Признаюсь, что во время этого первого визита на меня самое сильное впечатление произвели вещи вполне банальные. Из самолета лучше, чем из поезда или из автомобиля, видишь континент, ресурсы которого еще далеко не разведаны и тем более не исчерпаны. Встречаешь многих людей, в большинстве своем дружелюбных и готовых прийти на помощь, не скрывающих своего наивного любопытства. При этом сразу замечаешь, что наш старый континент не потерял своей привлекательности и значимости, однако европейское высокомерие здесь совершенно неуместно. Средний американец — «а кто сейчас в Германии кайзер?» — знает о Европе немного. Но разве у нас люди знают о США больше?

Мои книжные познания оказались весьма скудными. Только в результате многочисленных поездок я убедился, как мало к тамошним политическим структурам подходят европейские мерки. Глубокое и каждый раз захватывающее впечатление на меня производили изменения, происходившие во взаимоотношениях черных американцев и большинства их светлокожих земляков. Могу засвидетельствовать: они неизменно вели к равноправию граждан. Впечатляющим, даже глубоко волнующим уроком стало для меня критическое отношение американцев к войне во Вьетнаме и то, как они пытались осмыслить ее прискорбный опыт.

Пожалуй, проще всего было понять, что не только партийный ландшафт, но и понятие о партиях коренится в собственных американских традициях. Между европейским социал-демократом и американским демократом можно было установить понимание в общественно-политических вопросах, но как только затрагивались международные проблемы, поражала близость к либеральному республиканцу и необычность взглядов консервативного демократа, особенно, если он был из южных штатов. Обе большие партии — одна с ослом, другая со слоном на гербе — создали специфическую североамериканскую традицию. Каждая из них представляет собой широкий союз, который не подходит ни под какую европейскую мерку.

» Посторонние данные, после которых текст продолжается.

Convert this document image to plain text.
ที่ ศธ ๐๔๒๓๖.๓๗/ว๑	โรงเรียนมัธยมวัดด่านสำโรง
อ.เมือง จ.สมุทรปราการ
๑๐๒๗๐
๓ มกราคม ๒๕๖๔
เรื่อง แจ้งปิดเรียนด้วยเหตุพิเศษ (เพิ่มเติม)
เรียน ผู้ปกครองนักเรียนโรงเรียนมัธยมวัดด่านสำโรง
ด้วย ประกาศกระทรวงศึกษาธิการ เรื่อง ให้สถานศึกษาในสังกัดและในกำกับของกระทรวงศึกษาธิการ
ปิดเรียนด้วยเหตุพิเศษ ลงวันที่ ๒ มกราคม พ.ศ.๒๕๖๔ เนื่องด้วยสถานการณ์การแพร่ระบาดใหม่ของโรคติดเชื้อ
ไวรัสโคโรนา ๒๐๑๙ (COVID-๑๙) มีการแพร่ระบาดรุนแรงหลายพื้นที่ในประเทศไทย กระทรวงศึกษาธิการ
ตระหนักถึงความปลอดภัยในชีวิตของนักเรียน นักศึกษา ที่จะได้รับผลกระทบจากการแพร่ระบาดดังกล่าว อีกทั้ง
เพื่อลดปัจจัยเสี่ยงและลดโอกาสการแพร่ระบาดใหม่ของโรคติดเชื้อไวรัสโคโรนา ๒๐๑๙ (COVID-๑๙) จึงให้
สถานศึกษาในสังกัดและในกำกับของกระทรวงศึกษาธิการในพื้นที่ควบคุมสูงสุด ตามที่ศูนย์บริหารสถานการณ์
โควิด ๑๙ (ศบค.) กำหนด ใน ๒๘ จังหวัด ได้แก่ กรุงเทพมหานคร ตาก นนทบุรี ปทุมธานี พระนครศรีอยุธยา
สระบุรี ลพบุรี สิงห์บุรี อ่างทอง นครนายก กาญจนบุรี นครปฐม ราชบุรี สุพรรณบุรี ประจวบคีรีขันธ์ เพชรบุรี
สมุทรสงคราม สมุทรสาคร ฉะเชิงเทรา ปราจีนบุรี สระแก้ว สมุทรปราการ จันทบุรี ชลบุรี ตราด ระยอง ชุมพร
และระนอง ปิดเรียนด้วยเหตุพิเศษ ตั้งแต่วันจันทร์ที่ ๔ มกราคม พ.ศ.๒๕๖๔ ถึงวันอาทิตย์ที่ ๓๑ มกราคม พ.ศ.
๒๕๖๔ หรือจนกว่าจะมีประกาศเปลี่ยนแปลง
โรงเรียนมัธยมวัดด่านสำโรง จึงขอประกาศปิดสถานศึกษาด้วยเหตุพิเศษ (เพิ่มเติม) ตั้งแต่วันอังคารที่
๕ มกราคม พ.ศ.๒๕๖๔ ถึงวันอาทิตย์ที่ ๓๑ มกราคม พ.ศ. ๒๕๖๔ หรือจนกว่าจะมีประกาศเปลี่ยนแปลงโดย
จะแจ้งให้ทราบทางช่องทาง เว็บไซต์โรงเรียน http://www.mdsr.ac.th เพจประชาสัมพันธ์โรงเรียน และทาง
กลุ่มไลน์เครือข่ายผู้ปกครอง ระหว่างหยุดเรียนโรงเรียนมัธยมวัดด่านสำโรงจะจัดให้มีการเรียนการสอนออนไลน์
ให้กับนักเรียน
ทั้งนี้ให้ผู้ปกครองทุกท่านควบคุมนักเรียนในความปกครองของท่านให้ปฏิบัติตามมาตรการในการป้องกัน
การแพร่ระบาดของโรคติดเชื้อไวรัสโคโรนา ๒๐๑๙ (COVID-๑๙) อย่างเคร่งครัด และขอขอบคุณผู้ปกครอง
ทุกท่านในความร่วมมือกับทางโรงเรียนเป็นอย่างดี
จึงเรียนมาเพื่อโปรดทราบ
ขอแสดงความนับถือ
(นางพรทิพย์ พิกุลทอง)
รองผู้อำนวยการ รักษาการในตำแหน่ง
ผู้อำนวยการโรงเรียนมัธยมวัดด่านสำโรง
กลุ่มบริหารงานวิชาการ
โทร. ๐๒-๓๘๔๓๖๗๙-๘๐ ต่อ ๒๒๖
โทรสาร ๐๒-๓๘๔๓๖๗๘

Европейские, прежде всего немецкие и скандинавские социал-демократы, которых судьба занесла в Америку, оставили немало следов не только на среднем Западе. Полностью они не стерлись до сих пор, однако идейное наследие, занесенное этими эмигрантами за океан, распространить не удалось: «по ту сторону» на общественные отношения наложила свой отпечаток чрезмерная мобильность. «Другая Америка» живет во множестве групп и группировок. Одни занимаются гражданскими правами и делами обездоленных, другие группируются вокруг университетов и церквей под знаменами прогресса. Хотя некоторым людям посещение церкви, совершаемое многими американцами каждое воскресение, кажется чем-то показным, те импульсы человеческой ответственности за судьбу ближнего, на которых делают акцент в общинах, безусловно, воодушевляют. Кстати, моя первая встреча с американскими социал-демократами состоялась в одной из нью-йоркских церквей.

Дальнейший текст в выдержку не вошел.